Now you should be ready to develop using the latest version of PHP. With this repository, you should also receive the latest updates to PHP whenever you run the update command, so you should be good going forward!

Checking PHP Version

If you want to check which version of PHP you’re running, then you need to do it twice. PHP can often be used in command line as well as on a back-end server techonology like Apache or NGINX. It is possible for your Linux installation to use one version of PHP, and your web server application to use another.

To check your command line PHP version, simply run the following command:

php -v

To check the Apache version of PHP, create a new PHP file in the root of your workspace (say, info.php). Paste the following into the file.

<?php phpinfo();

Now browse to it in your browser (right click the container, and click run. Then, add /info.php at the end of the URL). It should give you a full dump of the server technology, with the version right at the top.

Bonus – Quick WordPress Installation

This will install WordPress to /wordpress directory of your cabox. Run this command first which will set up the brilliant WP-CLI on your container.
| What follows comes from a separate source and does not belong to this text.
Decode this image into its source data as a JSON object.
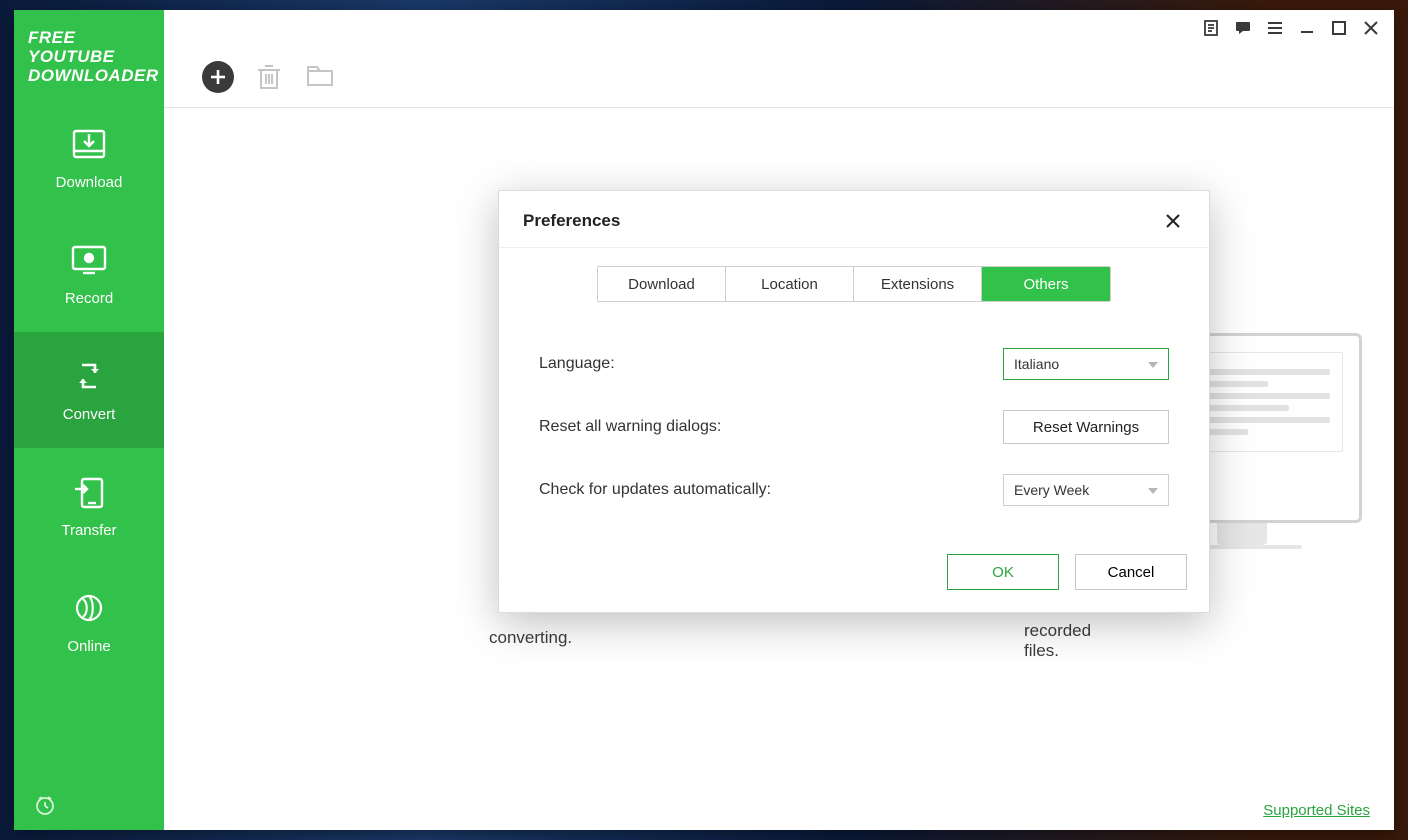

sudo wget https://raw.githubusercontent.com/wp-cli/builds/gh-pages/phar/wp-cli.phar -O /usr/local/bin/wp && sudo chmod +x /usr/local/bin/wp

And this can be used to create our WordPress installation. Run in the workspace folder (Run cd ~/workspace if you’re unsure). Change theurlhere.com to the domain of your container, plus the /wordpress.

mysql -u root -e "CREATE DATABASE wordpress01;" && mkdir wordpress && cd wordpress && wp core download && wp config create --dbname=wordpress01 --dbuser=root && wp core install --url=theurlhere.com/wordpress --title="WordPress Development" --admin_user=admin --admin_password=password [email protected] && sudo chown www-data:www-data *

This cuts down the famous 5 minute installation to about 15 seconds. Since this is development, I’ve kept things basic with the admin password simply being password.